All urban cooperative banks (UCBs) will now be permitted to declare dividends on shares without prior approval of the Reserve Bank of India (RBI), provided they meet certain conditions, according to a notification by the central bank.
Under the present rules, only UCBs classified in grades other than Grade II to IV can declare dividend without prior approval of the RBI. UCBs classified in Grade II have to get permission of the RBI while grade III and IV UCBs are barred from declaring dividend until they are upgraded.
However, RBI has introduced a revised system of rating of UCBs from March 31, 2009, based on the CAMELS model. Consequently, the grading system has ceased to exist.
Now, although a UCB does not need to seek the RBI’s permission to declare dividend, certain conditions must be fulfilled.
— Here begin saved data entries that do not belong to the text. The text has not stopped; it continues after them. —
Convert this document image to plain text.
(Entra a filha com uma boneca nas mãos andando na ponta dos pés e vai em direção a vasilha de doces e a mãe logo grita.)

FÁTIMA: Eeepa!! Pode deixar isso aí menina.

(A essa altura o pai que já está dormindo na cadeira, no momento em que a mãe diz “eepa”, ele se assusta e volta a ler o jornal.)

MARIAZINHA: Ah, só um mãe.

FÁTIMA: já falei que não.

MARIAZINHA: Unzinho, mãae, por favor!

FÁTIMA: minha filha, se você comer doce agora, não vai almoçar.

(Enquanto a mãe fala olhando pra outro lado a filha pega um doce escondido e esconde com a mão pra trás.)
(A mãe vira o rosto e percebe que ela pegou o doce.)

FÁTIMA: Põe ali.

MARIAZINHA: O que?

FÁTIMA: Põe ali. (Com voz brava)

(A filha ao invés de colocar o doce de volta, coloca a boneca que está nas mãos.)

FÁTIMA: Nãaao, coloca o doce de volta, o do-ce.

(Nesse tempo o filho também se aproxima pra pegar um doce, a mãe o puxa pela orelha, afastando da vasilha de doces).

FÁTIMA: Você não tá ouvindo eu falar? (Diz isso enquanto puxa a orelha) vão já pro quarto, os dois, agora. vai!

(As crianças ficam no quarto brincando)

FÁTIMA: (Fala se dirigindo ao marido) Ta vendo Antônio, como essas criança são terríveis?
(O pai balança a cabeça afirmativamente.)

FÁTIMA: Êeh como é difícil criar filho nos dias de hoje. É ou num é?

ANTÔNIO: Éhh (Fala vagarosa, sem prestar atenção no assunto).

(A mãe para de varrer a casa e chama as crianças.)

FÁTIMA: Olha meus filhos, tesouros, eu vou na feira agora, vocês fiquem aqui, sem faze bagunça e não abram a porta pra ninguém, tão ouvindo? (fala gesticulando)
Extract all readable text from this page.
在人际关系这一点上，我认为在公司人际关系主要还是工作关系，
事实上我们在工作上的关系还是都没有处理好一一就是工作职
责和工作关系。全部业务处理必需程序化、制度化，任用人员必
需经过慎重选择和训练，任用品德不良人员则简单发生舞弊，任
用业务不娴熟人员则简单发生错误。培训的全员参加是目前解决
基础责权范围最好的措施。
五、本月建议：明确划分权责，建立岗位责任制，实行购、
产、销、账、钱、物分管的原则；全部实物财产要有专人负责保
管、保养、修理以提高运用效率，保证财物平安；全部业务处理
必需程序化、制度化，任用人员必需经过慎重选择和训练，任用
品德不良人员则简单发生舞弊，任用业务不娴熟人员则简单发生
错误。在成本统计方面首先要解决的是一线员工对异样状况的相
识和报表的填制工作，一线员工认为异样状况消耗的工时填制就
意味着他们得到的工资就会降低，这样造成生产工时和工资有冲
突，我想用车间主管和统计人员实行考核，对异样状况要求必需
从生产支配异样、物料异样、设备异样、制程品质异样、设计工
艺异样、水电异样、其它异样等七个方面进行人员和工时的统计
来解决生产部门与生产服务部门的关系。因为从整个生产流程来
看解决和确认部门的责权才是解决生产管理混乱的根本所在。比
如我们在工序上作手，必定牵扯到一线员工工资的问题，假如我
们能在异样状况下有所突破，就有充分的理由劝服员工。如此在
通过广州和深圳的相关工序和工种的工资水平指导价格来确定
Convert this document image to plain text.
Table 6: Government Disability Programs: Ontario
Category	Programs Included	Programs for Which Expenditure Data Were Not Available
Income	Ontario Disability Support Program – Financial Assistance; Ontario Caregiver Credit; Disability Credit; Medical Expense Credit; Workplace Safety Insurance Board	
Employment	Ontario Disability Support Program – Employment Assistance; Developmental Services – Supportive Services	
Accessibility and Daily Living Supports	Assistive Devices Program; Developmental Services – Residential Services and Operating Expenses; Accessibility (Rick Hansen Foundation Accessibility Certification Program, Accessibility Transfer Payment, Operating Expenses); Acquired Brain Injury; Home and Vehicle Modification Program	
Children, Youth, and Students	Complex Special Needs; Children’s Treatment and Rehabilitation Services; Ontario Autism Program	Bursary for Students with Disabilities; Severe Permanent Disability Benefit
A UCB must comply with capital to risk-weighted assets ratio (CRAR) norms, have a net non-performing assets ratio of below 10 per cent after provisions, and must not have defaulted on cash reserve ratio and statutory liquidity ratio requirements in the year for which the dividend is proposed.
It must also ensure that required provisions have been made for NPAs, investments and other assets according to the prudential norms prescribed by the RBI and that dividend is paid out of the net profit after making all statutory provisions and adjustment for accumulated losses in full.